Trouble with applying a UDF on a column in Pyspark Dataframe

My goal is to clean the Data in a column in a Pyspark DF. I have written a function for cleaning .

def preprocess(text):
    text = text.lower() 
    text=text.strip()  
    text=re.compile('<.*?>').sub('', text) 
    text = re.compile('[%s]' % re.escape(string.punctuation)).sub(' ', text)  
    text = re.sub('\s+', ' ', text)  
    text = re.sub(r'\[[0-9]*\]',' ',text) 
    text=re.sub(r'[^\w\s]', '', text.lower().strip())
    text = re.sub(r'\d',' ',text) 
    text = re.sub(r'\s+',' ',text) 
    return text

 

#LEMMATIZATION
# Initialize the lemmatizer
wl = WordNetLemmatizer()

stop_words = set(stopwords.words('english'))
def remove_stopwords(text):
    text = [i for i in text.split() if not i in stop_words]
    return text
 
# This is a helper function to map NTLK position tags
def get_wordnet_pos(tag):
    if tag.startswith('J'):
        return wordnet.ADJ
    elif tag.startswith('V'):
        return wordnet.VERB
    elif tag.startswith('N'):
        return wordnet.NOUN
    elif tag.startswith('R'):
        return wordnet.ADV
    else:
        return wordnet.NOUN
# Tokenize the sentence
def lemmatizer(string):
    word_pos_tags = nltk.pos_tag(word_tokenize(string)) # Get position tags
    a=[wl.lemmatize(tag[0], get_wordnet_pos(tag[1])) for idx, tag in enumerate(word_pos_tags)] # Map the position tag and lemmatize the word/token
    return " ".join(a)

#Final Function
def finalpreprocess(string):
    return lemmatizer(' '.join(remove_stopwords(preprocess(string))))

The functions seems to work fine when I test it . When I do

text = 'Ram and Bheem are buddies.
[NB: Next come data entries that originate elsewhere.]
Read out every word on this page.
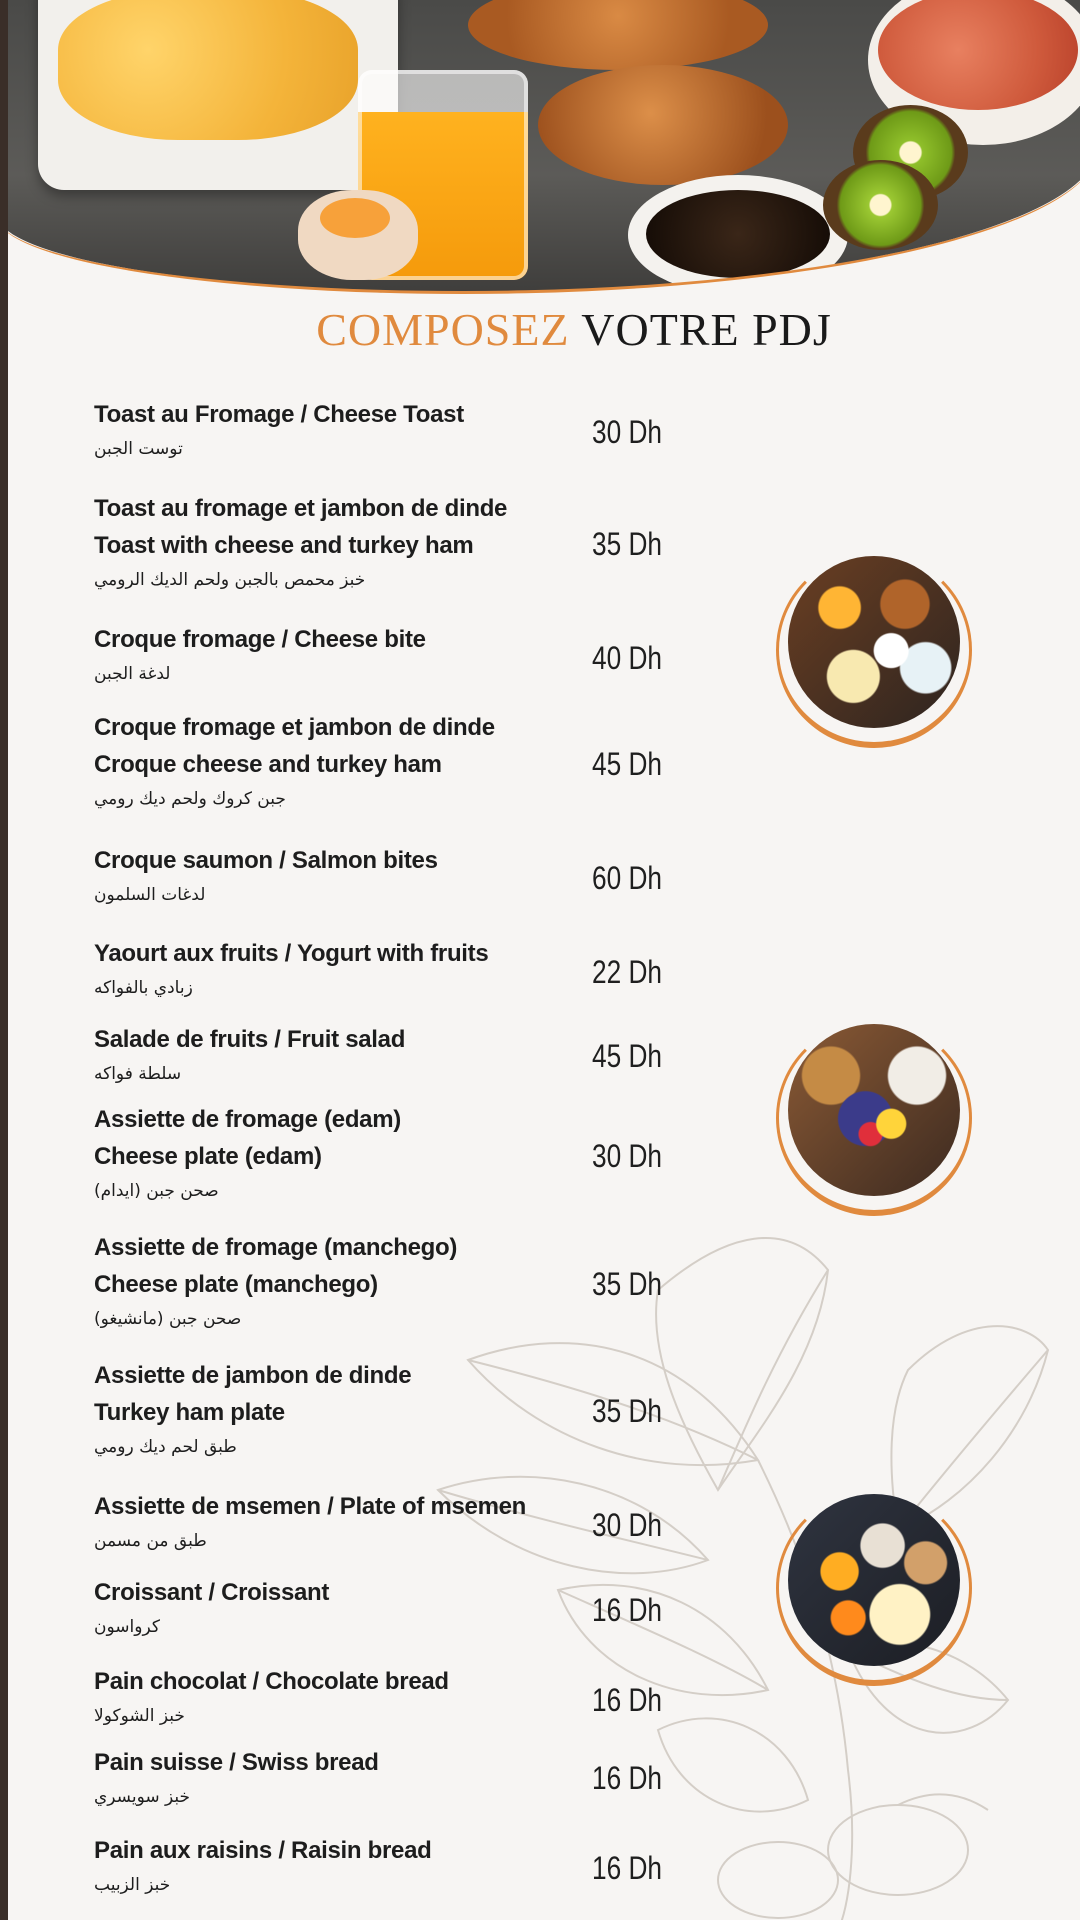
COMPOSEZ VOTRE PDJ
Toast au Fromage / Cheese Toast
توست الجبن	30 Dh
Toast au fromage et jambon de dinde
Toast with cheese and turkey ham
خبز محمص بالجبن ولحم الديك الرومي
35 Dh
Croque fromage / Cheese bite
لدغة الجبن	40 Dh
Croque fromage et jambon de dinde
Croque cheese and turkey ham
جبن كروك ولحم ديك رومي
45 Dh
Croque saumon / Salmon bites
لدغات السلمون	60 Dh
Yaourt aux fruits / Yogurt with fruits
زبادي بالفواكه	22 Dh
Salade de fruits / Fruit salad
سلطة فواكه	45 Dh
Assiette de fromage (edam)
Cheese plate (edam)
صحن جبن (ايدام)
30 Dh
Assiette de fromage (manchego)
Cheese plate (manchego)
صحن جبن (مانشيغو)
35 Dh
Assiette de jambon de dinde
Turkey ham plate
طبق لحم ديك رومي
35 Dh
Assiette de msemen / Plate of msemen
طبق من مسمن	30 Dh
Croissant / Croissant
كرواسون	16 Dh
Pain chocolat / Chocolate bread
خبز الشوكولا	16 Dh
Pain suisse / Swiss bread
خبز سويسري
16 Dh
Pain aux raisins / Raisin bread
خبز الزبيب	16 Dh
They (both) like <b>running</b>. They got better at it over the weekend'

print(finalpreprocess(text))

I see the exact result I want.

ram bheem buddy like run get well weekend

How ever when I try to apply this function finalpreprocess() to a column in pyspark dataframe . I am getting errors. Here is what I did.
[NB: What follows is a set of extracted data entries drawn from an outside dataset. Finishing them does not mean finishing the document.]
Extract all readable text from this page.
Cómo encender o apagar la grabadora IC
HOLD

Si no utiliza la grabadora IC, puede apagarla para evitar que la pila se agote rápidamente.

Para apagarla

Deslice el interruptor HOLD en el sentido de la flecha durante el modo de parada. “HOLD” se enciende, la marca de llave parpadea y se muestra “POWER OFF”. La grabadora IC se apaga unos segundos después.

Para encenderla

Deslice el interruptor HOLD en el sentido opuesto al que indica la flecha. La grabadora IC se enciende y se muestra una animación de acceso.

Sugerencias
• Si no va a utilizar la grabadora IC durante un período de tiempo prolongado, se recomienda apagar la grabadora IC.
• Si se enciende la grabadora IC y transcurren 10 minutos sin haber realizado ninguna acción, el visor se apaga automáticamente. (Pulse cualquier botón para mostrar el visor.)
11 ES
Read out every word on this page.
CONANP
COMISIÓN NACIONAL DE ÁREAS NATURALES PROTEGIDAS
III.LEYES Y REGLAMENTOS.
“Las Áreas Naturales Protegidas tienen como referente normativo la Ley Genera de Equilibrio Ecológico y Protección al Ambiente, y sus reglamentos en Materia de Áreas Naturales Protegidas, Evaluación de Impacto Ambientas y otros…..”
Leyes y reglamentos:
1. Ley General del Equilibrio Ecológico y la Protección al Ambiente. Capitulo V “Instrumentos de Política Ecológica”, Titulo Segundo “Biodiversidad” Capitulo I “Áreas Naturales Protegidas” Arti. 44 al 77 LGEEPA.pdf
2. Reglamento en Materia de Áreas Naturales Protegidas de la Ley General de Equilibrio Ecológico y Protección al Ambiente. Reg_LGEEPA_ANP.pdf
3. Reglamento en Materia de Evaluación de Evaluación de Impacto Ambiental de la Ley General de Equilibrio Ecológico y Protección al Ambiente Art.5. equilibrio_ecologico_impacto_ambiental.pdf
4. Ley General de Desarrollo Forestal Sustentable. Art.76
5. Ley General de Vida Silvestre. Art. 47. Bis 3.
udf_txt_clean = udf(lambda x: finalpreprocess(x),StringType()) df.withColumn("cleaned_text",lem(col("reason"))).select("reason","cleaned_text").show(10,False)

Then I am getting the error :

Traceback (most recent call last):
  File "/databricks/spark/python/pyspark/serializers.py", line 473, in dumps
    return cloudpickle.dumps(obj, pickle_protocol)
  File "/databricks/spark/python/pyspark/cloudpickle/cloudpickle_fast.py", line 73, in dumps
    cp.dump(obj)
  File "/databricks/spark/python/pyspark/cloudpickle/cloudpickle_fast.py", line 563, in dump
    return Pickler.dump(self, obj)
TypeError: cannot pickle '_thread.RLock' object
PicklingError: Could not serialize object: TypeError: cannot pickle '_thread.RLock' object

So far here is what I did. In my finalpreprocess(), I am using three different functions preprocess(),remove_stopwords(), lemmatizer() . I changed my udf_txt_clean accordingly . Like

udf_txt_clean = udf(lambda x: preprocess(x),StringType())
udf_txt_clean = udf(lambda x: remove_stopwords(x),StringType())

These two run fine But -

udf_txt_clean = udf(lambda x: lemmatizer (x),StringType())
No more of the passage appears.